The next president of the oversight agency in charge of elections throughout Mexico — including the 2024 presidential election — will be a woman, according to a ruling made by the country’s elections tribunal.
The announcement was made by the Superior Chamber of the Electoral Tribunal of the Federal Judiciary (TEPJF). A magistrate on that body, Judge Mónica Soto, said the decision had nothing to do with quotas, but was based on establishing gender parity and balance.
The decision means that the National Electoral Institute (INE) — an autonomous, national, public institution that organizes elections at all three levels to ensure that they are run cleanly — will for the first time in its history be run by a woman.
The decision was hailed the next day by President López Obrador.
“Women tend to be more honest, more responsible and fairer than men,” the president declared on Thursday morning. “They contribute a lot.”
Whichever woman ends up leading the 11-member National Electoral Institute (INE), she will be replacing the current president, Lorenzo Córdova Vianello, whose nine-year term comes to an end in April.
The INE is an autonomous, national, public institution that organizes and supervises all three levels of government. It aims to strengthen electoral democracy and guarantee the rights of citizens when it comes to voting.
Since its creation in 2014 as part of constitutional reform, the INE has been chaired only by Córdova, so granting another man a nine-year term would mean 18 straight years of the agency being headed by a man.
Moreover, the INE’s predecessor, the Federal Electoral Institute (IFE), was chaired by women only in short periods on an interim or a transitional basis.
In choosing the INE’s next leader, its technical evaluation committee will craft what will be a list of five women candidates, and the Congress will have the final say on who ultimately fills the position.
The general council of the INE is made up of a president and 10 electoral councilors. Córdova and three councilors will conclude their terms on April 23, meaning four vacancies will soon need to be filled; the presidency and one other vacancy will be filled by women, and two by men, TEPJF announced.

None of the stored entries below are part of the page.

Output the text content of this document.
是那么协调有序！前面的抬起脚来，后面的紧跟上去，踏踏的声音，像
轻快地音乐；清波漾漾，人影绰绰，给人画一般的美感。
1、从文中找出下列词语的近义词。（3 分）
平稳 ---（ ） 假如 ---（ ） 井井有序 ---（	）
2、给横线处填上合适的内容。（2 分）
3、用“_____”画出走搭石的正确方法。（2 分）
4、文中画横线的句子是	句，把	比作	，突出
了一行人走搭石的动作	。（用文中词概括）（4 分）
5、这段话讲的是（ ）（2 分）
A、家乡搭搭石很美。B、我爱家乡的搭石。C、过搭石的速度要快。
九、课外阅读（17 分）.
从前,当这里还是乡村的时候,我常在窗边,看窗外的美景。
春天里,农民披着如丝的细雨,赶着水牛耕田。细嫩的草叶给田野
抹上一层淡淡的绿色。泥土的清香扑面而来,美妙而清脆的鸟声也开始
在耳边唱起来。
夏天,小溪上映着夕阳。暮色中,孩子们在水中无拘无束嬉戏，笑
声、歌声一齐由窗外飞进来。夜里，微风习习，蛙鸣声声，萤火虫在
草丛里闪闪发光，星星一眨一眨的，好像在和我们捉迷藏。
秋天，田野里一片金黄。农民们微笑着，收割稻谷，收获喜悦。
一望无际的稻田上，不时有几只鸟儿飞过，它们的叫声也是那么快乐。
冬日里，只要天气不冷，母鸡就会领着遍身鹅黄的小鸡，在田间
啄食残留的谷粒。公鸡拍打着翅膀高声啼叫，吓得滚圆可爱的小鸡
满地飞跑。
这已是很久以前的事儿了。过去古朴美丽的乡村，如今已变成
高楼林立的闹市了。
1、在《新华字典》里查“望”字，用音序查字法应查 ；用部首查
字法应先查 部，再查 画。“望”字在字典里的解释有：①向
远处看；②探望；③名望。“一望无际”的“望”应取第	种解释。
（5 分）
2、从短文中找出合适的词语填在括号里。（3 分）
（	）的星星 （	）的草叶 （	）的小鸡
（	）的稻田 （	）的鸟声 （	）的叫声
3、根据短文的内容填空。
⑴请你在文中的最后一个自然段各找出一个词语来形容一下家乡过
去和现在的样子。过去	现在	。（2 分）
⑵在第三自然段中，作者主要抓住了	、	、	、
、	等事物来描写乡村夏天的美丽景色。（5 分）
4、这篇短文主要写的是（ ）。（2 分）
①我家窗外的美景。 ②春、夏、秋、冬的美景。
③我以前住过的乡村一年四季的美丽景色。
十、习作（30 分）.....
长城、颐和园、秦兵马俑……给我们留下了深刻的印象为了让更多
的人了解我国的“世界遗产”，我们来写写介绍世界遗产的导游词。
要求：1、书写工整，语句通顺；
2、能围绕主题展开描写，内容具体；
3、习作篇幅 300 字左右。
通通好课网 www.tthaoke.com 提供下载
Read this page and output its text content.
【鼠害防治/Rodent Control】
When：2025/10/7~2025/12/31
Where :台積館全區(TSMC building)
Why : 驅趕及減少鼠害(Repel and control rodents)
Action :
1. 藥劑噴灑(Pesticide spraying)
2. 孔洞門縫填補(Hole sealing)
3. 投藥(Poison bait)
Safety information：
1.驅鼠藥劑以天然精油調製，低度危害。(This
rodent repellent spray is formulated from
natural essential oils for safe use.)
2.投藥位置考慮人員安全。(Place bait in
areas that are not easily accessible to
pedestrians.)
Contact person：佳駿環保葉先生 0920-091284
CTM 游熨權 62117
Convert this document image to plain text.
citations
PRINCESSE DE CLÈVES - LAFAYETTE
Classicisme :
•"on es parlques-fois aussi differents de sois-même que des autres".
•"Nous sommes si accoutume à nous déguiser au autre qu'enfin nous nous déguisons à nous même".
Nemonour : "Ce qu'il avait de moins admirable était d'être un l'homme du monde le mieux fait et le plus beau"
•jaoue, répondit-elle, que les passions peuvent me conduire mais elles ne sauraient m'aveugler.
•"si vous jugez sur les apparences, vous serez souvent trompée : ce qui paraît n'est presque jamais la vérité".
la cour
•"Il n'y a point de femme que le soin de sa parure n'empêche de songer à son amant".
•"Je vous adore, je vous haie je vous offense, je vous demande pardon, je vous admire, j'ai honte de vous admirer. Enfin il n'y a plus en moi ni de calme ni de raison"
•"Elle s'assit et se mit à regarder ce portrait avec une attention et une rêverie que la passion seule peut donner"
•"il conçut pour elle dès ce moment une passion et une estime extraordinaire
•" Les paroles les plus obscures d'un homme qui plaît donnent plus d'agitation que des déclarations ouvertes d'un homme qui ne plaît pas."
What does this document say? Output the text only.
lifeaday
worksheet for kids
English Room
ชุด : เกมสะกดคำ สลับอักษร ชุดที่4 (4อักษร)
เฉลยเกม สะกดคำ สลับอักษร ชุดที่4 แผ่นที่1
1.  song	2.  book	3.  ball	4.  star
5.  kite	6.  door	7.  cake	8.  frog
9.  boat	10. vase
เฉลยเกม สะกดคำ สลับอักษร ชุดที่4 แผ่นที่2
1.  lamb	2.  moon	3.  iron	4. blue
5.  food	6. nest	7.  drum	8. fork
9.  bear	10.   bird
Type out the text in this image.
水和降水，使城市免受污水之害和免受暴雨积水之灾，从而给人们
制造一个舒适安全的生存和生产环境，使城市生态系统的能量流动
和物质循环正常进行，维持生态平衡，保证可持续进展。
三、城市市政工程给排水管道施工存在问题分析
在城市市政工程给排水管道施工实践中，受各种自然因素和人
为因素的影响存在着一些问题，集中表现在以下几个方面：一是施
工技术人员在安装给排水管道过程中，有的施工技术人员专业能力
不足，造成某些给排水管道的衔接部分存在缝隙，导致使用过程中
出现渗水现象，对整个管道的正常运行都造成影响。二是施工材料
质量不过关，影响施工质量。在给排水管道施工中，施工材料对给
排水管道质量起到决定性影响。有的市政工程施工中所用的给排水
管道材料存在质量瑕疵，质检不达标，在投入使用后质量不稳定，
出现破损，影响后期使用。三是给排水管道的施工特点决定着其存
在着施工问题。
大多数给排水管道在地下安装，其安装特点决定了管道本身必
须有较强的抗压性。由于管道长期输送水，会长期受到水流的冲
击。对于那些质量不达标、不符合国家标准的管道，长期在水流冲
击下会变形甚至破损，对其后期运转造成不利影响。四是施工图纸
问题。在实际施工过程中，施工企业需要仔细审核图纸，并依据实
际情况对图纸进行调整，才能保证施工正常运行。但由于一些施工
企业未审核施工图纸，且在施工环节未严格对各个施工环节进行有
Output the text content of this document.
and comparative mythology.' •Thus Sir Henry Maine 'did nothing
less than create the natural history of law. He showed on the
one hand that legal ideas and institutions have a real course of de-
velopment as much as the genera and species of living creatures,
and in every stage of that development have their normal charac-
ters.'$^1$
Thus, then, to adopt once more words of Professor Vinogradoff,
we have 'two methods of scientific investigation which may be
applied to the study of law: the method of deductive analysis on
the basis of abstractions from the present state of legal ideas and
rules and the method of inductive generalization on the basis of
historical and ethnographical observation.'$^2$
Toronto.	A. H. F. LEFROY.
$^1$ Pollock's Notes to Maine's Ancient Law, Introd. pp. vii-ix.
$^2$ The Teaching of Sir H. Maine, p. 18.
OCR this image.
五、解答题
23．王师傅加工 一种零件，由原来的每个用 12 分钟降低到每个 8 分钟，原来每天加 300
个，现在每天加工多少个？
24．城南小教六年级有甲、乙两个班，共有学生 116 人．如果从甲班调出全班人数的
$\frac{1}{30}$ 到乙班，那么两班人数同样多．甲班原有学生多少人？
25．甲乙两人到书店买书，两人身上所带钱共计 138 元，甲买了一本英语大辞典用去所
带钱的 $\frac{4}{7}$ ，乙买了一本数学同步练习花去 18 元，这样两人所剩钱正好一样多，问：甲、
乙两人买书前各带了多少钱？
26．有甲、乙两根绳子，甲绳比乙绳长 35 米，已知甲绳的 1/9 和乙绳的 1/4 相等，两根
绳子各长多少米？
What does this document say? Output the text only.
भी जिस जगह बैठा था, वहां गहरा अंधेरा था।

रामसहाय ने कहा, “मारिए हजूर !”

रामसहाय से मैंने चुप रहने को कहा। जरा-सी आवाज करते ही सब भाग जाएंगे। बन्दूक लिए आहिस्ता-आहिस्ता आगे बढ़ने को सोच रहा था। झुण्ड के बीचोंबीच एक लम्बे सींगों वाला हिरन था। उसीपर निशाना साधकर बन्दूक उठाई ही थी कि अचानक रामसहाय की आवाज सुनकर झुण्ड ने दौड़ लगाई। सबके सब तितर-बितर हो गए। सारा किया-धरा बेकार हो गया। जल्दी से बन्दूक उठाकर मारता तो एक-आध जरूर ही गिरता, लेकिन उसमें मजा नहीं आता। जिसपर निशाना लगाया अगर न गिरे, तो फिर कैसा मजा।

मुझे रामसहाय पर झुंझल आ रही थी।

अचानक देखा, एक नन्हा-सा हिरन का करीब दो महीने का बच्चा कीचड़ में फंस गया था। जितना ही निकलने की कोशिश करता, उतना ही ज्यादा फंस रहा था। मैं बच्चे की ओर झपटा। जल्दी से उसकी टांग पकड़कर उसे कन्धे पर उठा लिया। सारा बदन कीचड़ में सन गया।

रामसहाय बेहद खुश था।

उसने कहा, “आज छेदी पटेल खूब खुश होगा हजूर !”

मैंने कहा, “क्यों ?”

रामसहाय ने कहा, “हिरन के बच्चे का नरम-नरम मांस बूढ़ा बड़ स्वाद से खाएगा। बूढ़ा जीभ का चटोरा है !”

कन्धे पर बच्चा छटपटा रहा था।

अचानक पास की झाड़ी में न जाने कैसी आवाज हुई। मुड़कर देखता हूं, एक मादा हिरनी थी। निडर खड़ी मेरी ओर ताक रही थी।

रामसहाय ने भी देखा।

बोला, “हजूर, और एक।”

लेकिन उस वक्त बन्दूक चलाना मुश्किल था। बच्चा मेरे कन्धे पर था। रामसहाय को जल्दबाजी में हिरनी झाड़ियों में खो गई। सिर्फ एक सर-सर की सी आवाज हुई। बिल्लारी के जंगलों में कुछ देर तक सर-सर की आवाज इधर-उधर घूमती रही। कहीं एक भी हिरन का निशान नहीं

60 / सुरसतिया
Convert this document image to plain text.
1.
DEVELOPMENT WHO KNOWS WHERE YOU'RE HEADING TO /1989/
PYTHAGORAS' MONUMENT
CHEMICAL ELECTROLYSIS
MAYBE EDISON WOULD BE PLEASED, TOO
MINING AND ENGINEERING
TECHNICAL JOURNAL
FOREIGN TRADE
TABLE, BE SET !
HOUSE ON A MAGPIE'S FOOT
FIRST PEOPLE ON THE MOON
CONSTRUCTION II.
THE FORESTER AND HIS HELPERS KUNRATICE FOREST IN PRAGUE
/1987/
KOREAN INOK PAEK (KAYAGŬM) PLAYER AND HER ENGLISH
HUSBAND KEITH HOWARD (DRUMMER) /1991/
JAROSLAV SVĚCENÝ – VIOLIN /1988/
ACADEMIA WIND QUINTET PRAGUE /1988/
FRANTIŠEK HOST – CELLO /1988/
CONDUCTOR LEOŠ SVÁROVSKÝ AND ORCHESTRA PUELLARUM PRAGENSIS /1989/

During the Superior Chamber session at which the ruling was announced, Judge Janine Otálora said that trying to achieve gender parity on a slow, gradual basis is foolhardy, and that the time is right for the country’s main electoral board to be chaired by a woman.
“I consider that the historical context of the integration of the INE demands that the presidency be occupied by a woman [to reflect] the principle of parity and the substantive participation of women” in government, Otálora said. Other TEPJF members supported her argument.
As of Wednesday, 424 people had begun the registration process for one of the four upcoming INE vacancies, including the presidency, though only 35 had completed the process. Applications close on Thursday, Feb. 23.
After a second phase of evaluations, the seven-member INE evaluation committee will create a list of five candidates for each opening by March 26. Current councilors are allowed to compete for the presidency, although re-election to the INE council isn’t allowed, so their term length will have to be addressed.
Candidates cannot be a leader or a member of a political party, and they cannot have run for an elected position in the previous four years.
In his morning press conference on Thursday, López Obrador said that equality for women must be fought for in different fields, not only in politics.
He pointed out that the majority of the beneficiaries of state welfare programs are women, and also denied that resources destined to support women were being cut.